Иззи вручила Эмер две набивные куклы, которые держала у себя в кабинете на случай, если ребенку трудно что-то рассказывать и нужен некий посредник. Особенно действенны они оказывались, когда требовалось разобраться в физическом столкновении, где к ребенку прикасался другой ребенок – или взрослый.
– Какая же ты засранка.
– Да, но я же твоя засранка.
– Фу.
– Давай на куклах. Своими словами.
Эмер прижала лица кукол друг к дружке.
– Очень хорошо.
Иззи взяла кукол и развернула их в позу “69”.
– Такое тоже было?
– Мы ехали в поезде!
– И что?
– Люди так делают?
– Может быть, я не знаю. Надеюсь, да.
– Ну, мы доехали на поезде до конца ветки. Встали между вагонами, чтобы нас никто не видел.
Эмер не понимала, зачем она врет Иззи, причин не было никаких, Иззи уж точно не стала бы ее осуждать. Может, ту тропку вранья Эмер расчистила сегодня утром с Коном, а теперь расширяла ее до двухполосной лжи. Так или иначе, суть того, что она Иззи излагала, было правдой, но Эмер почему-то не хотела сообщать, что привела Кона в свою постель, к себе домой. Вроде как это порочнее или блядовее? Порочнее и блядовее, чем трахаться с парнем, стоя в поезде? Эмер поражалась себе и сдвигу собственных ориентиров, всплывавших из подсознания.
– Вот так? – Иззи поставила кукол лицом друг к другу. Эмер взяла Тряпичную Энн, а Иззи – куклу-мальчика. Тряпичный Энди сказал: – Ты… куколка. Все получилось обалденно. Ты мне все швы порвала. Вернула Энди его тряпочку.
– Он так не разговаривает.
– А как он разговаривает?
– Не могу я так. Глупо это все.
– Ты будь им, а я буду тобой.
– Нет, не могу.
– Ладно, ладно, давай к списку по пунктам: совал ли он свое мужское в твое дамское?
– Да.
– Хорошо, я к такому не склонна, однако… – Иззи запела хорал из “Мессии” Генделя: – “Аллилуйя, Аллилуйя, Аллилуйя, Алли-и-илуйя-а-а-а…”
– Думаю, да.
– Ты думаешь? Ох, батюшки, не к добру это.

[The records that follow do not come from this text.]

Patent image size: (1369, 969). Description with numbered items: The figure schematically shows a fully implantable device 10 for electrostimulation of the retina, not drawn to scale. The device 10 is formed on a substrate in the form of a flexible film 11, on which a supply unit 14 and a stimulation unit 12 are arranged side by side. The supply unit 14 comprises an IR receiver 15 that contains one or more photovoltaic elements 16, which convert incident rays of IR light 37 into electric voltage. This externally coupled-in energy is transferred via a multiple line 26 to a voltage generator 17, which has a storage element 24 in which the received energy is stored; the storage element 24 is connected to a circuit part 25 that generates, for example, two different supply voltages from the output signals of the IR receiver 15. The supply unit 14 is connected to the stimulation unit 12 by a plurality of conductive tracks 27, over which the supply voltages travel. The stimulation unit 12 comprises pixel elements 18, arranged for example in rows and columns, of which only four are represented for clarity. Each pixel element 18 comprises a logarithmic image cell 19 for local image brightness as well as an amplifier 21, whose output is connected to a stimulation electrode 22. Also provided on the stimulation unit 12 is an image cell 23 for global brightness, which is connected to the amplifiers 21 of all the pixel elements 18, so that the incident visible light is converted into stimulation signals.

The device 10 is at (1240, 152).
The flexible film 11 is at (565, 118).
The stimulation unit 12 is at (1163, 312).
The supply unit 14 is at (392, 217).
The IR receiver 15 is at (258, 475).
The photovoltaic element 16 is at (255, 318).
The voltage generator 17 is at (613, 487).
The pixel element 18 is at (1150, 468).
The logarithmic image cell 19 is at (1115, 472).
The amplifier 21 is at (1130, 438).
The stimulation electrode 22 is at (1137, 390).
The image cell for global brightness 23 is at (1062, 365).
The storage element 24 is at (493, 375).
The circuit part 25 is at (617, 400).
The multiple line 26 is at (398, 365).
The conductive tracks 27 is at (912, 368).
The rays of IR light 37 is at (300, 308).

– В смысле, я думаю, мы это проделали. Нет, проделали, проделали, Иисусе, Иззи, я это сделала.
– И как оно?
– Отлично?
– Ты меня переспрашиваешь?
– Для стоячки в поезде – поразительно, да и у меня давно не было.
– Ну, с этим делом – как с катанием на коньках или нырянием. Нужно вводить поправочный коэффициент за сложность, умножать на него и так получать настоящую сумму очков.
К ним постучали. Иззи глянула в дверное окошко, никого не увидела, решила, что это ребенок, которого пока можно отшить – пусть Эмер выгрузит все целиком.